- "What's the probability that a meteor hits an object of cultural significance?" -> vastly lower than the probability that the meteor hits something of non-cultural significance.
- "What's the probability that a meteor hits a given object of cultural significance?" -> Proportional to object size + age.
Maybe the sphinx isn't a bad candidate for the only object of cultural significance impacted by a meteor? Still seems unusually improbable however.
Right. A meteorite strike on the Sphinx is both extremely unlikely considered as an explanation for damage, and also entirely possible given evidence that it occurred.
The same reasoning applies to two UUIDs or Git hashes matching by accident: of negligible probability, yet easily proven if it happens.
Nothing compelling that I know of. Other meteorite strikes being described using the same language might count. A record of having used the particular meteorite in religious apparatus, more so. It is the sort of thing that would have been recorded, but records are spotty.
I think the headdress was supposed to have been covered in gold leaf, which might have attracted lightning strikes. Just cracking from normal weathering and falling off is the most likely cause, though. It seems like a thing that they would have liked to blame on something dramatic like a thunderbolt.
There are a lot of monuments that would feel similar if they got hit (the Taj Mahal, Notre Dame cathedral, the Statue of Liberty, Machu Picchu, Stonehenge, large parts of the Vatican, the Forbidden City, ...), and the odds of any one of them getting hit should be quite a bit higher. The Sphinx is on the smaller end of qualifying monuments, but it had a lot more time to get hit than most. A meteorite striking the site of Notre Dame in 1000 B.C. wouldn't have had the same ... impact.
When you're looking at hindsight, it is the "somewhere" that matters here, so it's not unlikely at all. There are a massive number of interesting things around the world that would be "surprising" to have been hit by a meteorite. If one of them was in the past, this isn't as unlikely as it seems.
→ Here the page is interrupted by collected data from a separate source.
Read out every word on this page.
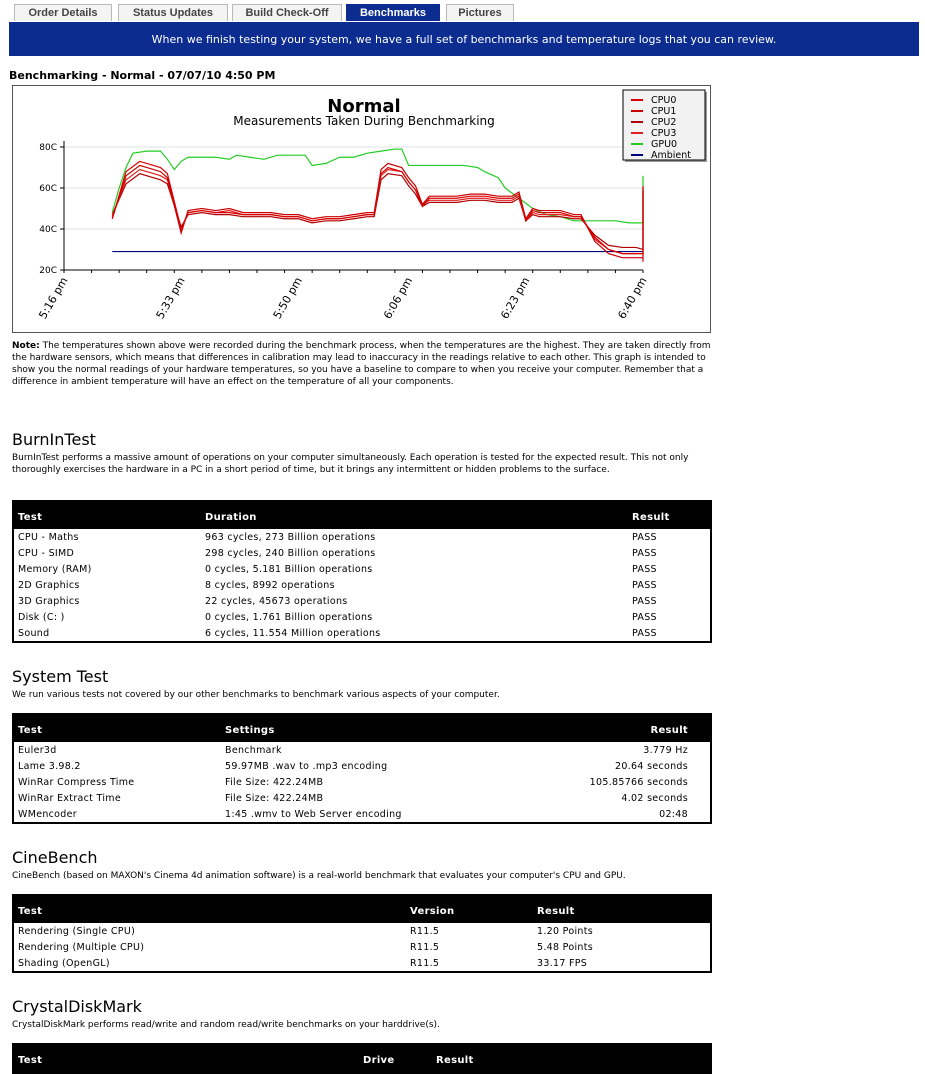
Order Details	Status Updates	Build Check-Off	Benchmarks	Pictures
When we finish testing your system, we have a full set of benchmarks and temperature logs that you can review.
Benchmarking - Normal - 07/07/10 4:50 PM
Normal
Measurements Taken During Benchmarking
80C
60C
40C
20C
5:16 pm	5:33 pm	5:50 pm	6:06 pm	6:23 pm	6:40 pm
CPU0
CPU1
CPU2
CPU3
GPU0
Ambient
Note: The temperatures shown above were recorded during the benchmark process, when the temperatures are the highest. They are taken directly from the hardware sensors, which means that differences in calibration may lead to inaccuracy in the readings relative to each other. This graph is intended to show you the normal readings of your hardware temperatures, so you have a baseline to compare to when you receive your computer. Remember that a difference in ambient temperature will have an effect on the temperature of all your components.
BurnInTest
BurnInTest performs a massive amount of operations on your computer simultaneously. Each operation is tested for the expected result. This not only thoroughly exercises the hardware in a PC in a short period of time, but it brings any intermittent or hidden problems to the surface.
Test	Duration	Result
CPU - Maths	963 cycles, 273 Billion operations	PASS
CPU - SIMD	298 cycles, 240 Billion operations	PASS
Memory (RAM)	0 cycles, 5.181 Billion operations	PASS
2D Graphics	8 cycles, 8992 operations	PASS
3D Graphics	22 cycles, 45673 operations	PASS
Disk (C: )	0 cycles, 1.761 Billion operations	PASS
Sound	6 cycles, 11.554 Million operations	PASS
System Test
We run various tests not covered by our other benchmarks to benchmark various aspects of your computer.
Test	Settings	Result
Euler3d	Benchmark	3.779 Hz
Lame 3.98.2	59.97MB .wav to .mp3 encoding	20.64 seconds
WinRar Compress Time	File Size: 422.24MB	105.85766 seconds
WinRar Extract Time	File Size: 422.24MB	4.02 seconds
WMencoder	1:45 .wmv to Web Server encoding	02:48
CineBench
CineBench (based on MAXON's Cinema 4d animation software) is a real-world benchmark that evaluates your computer's CPU and GPU.
Test	Version	Result
Rendering (Single CPU)	R11.5	1.20 Points
Rendering (Multiple CPU)	R11.5	5.48 Points
Shading (OpenGL)	R11.5	33.17 FPS
CrystalDiskMark
CrystalDiskMark performs read/write and random read/write benchmarks on your harddrive(s).
Test	Drive	Result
Regardless, I realize other posters linked to pretty good evidence that this isn't what happened.
The whole point of this comment thread is that there does seem to be some evidence it happened. The evidence is just being written off here because the odds are low.
Spatial flux studies show they are a little more likely to hit the equatorial rather than polar regions due to the elliptic distribution of the source material.